In some contexts, the secondary storage 384, the ROM 386, and the RAM 388 may be referred to as a non-transitory computer readable medium or a computer readable storage media. A dynamic RAM embodiment of the RAM 388, likewise, may be referred to as a non-transitory computer readable medium in that while the dynamic RAM receives electrical power and is operated in accordance with its design, for example during a period of time during which the computer system 380 is turned on and operational, the dynamic RAM stores information that is written to it. Similarly, the processor 382 may comprise an internal RAM, an internal ROM, a cache memory, and/or other internal non-transitory storage blocks, sections, or components that may be referred to in some contexts as non-transitory computer readable media or computer readable storage media.

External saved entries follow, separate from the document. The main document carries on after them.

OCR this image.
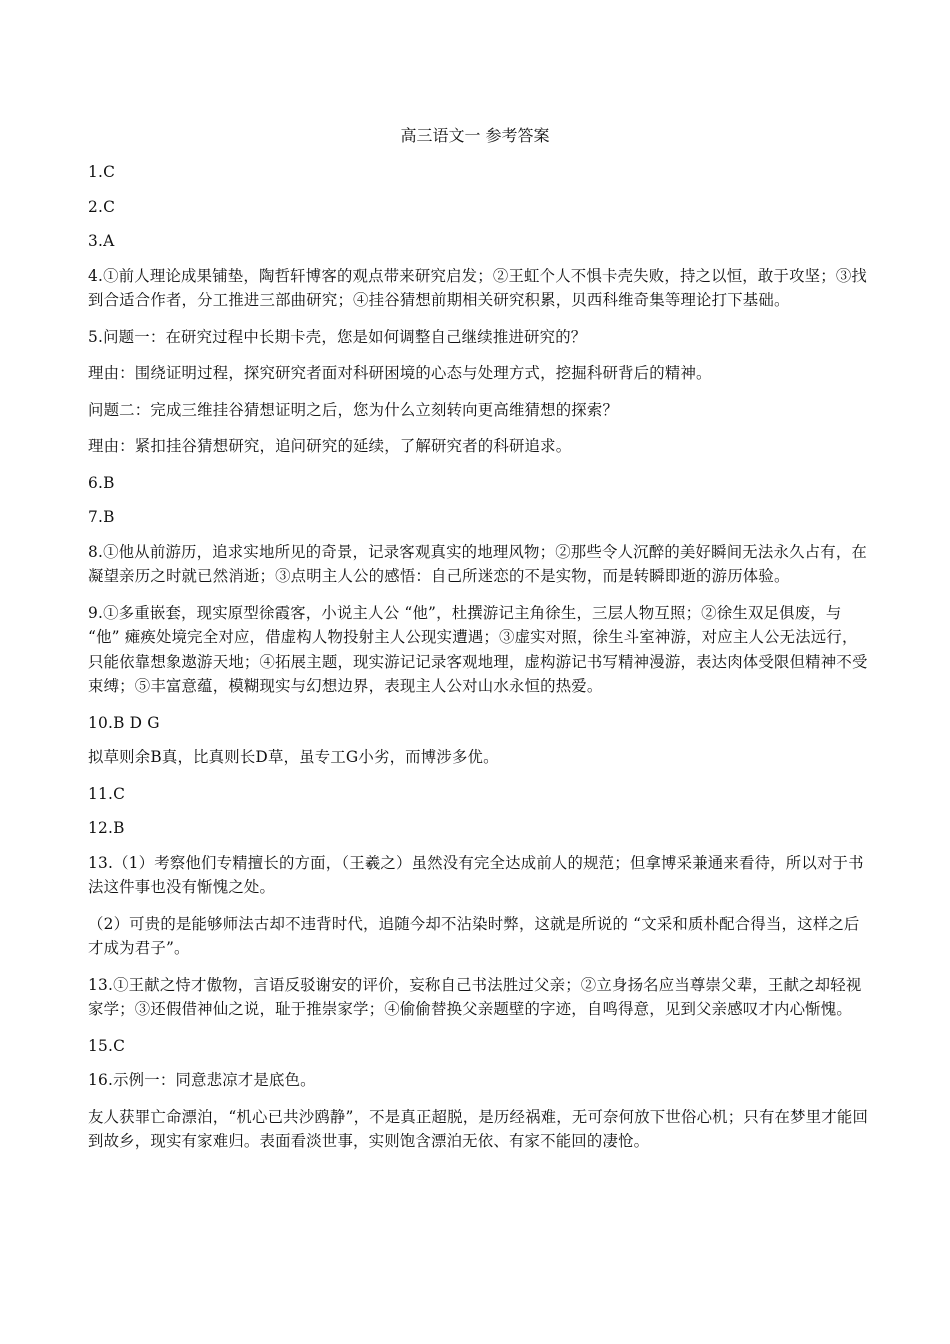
高三语文一 参考答案

1.C

2.C

3.A

4.①前人理论成果铺垫，陶哲轩博客的观点带来研究启发；②王虹个人不惧卡壳失败，持之以恒，敢于攻坚；③找到合适合作者，分工推进三部曲研究；④挂谷猜想前期相关研究积累，贝西科维奇集等理论打下基础。

5.问题一：在研究过程中长期卡壳，您是如何调整自己继续推进研究的？

理由：围绕证明过程，探究研究者面对科研困境的心态与处理方式，挖掘科研背后的精神。

问题二：完成三维挂谷猜想证明之后，您为什么立刻转向更高维猜想的探索？

理由：紧扣挂谷猜想研究，追问研究的延续，了解研究者的科研追求。

6.B

7.B

8.①他从前游历，追求实地所见的奇景，记录客观真实的地理风物；②那些令人沉醉的美好瞬间无法永久占有，在凝望亲历之时就已然消逝；③点明主人公的感悟：自己所迷恋的不是实物，而是转瞬即逝的游历体验。

9.①多重嵌套，现实原型徐霞客，小说主人公 “他”，杜撰游记主角徐生，三层人物互照；②徐生双足俱废，与 “他” 瘫痪处境完全对应，借虚构人物投射主人公现实遭遇；③虚实对照，徐生斗室神游，对应主人公无法远行，只能依靠想象遨游天地；④拓展主题，现实游记记录客观地理，虚构游记书写精神漫游，表达肉体受限但精神不受束缚；⑤丰富意蕴，模糊现实与幻想边界，表现主人公对山水永恒的热爱。

10.B D G

拟草则余B真，比真则长D草，虽专工G小劣，而博涉多优。

11.C

12.B

13.（1）考察他们专精擅长的方面，（王羲之）虽然没有完全达成前人的规范；但拿博采兼通来看待，所以对于书法这件事也没有惭愧之处。

（2）可贵的是能够师法古却不违背时代，追随今却不沾染时弊，这就是所说的 “文采和质朴配合得当，这样之后才成为君子”。

13.①王献之恃才傲物，言语反驳谢安的评价，妄称自己书法胜过父亲；②立身扬名应当尊崇父辈，王献之却轻视家学；③还假借神仙之说，耻于推崇家学；④偷偷替换父亲题壁的字迹，自鸣得意，见到父亲感叹才内心惭愧。

15.C

16.示例一：同意悲凉才是底色。

友人获罪亡命漂泊，“机心已共沙鸥静”，不是真正超脱，是历经祸难，无可奈何放下世俗心机；只有在梦里才能回到故乡，现实有家难归。表面看淡世事，实则饱含漂泊无依、有家不能回的凄怆。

While several embodiments have been provided in the present disclosure, it should be understood that the disclosed systems and methods may be embodied in many other specific forms without departing from the spirit or scope of the present disclosure. The present examples are to be considered as illustrative and not restrictive, and the intention is not to be limited to the details given herein. For example, the various elements or components may be combined or integrated in another system or certain features may be omitted or not implemented.
Also, techniques, systems, subsystems, and methods described and illustrated in the various embodiments as discrete or separate may be combined or integrated with other systems, modules, techniques, or methods without departing from the scope of the present disclosure. Other items shown or discussed as directly coupled or communicating with each other may be indirectly coupled or communicating through some interface, device, or intermediate component, whether electrically, mechanically, or otherwise. Other examples of changes, substitutions, and alterations are ascertainable by one skilled in the art and could be made without departing from the spirit and scope disclosed herein.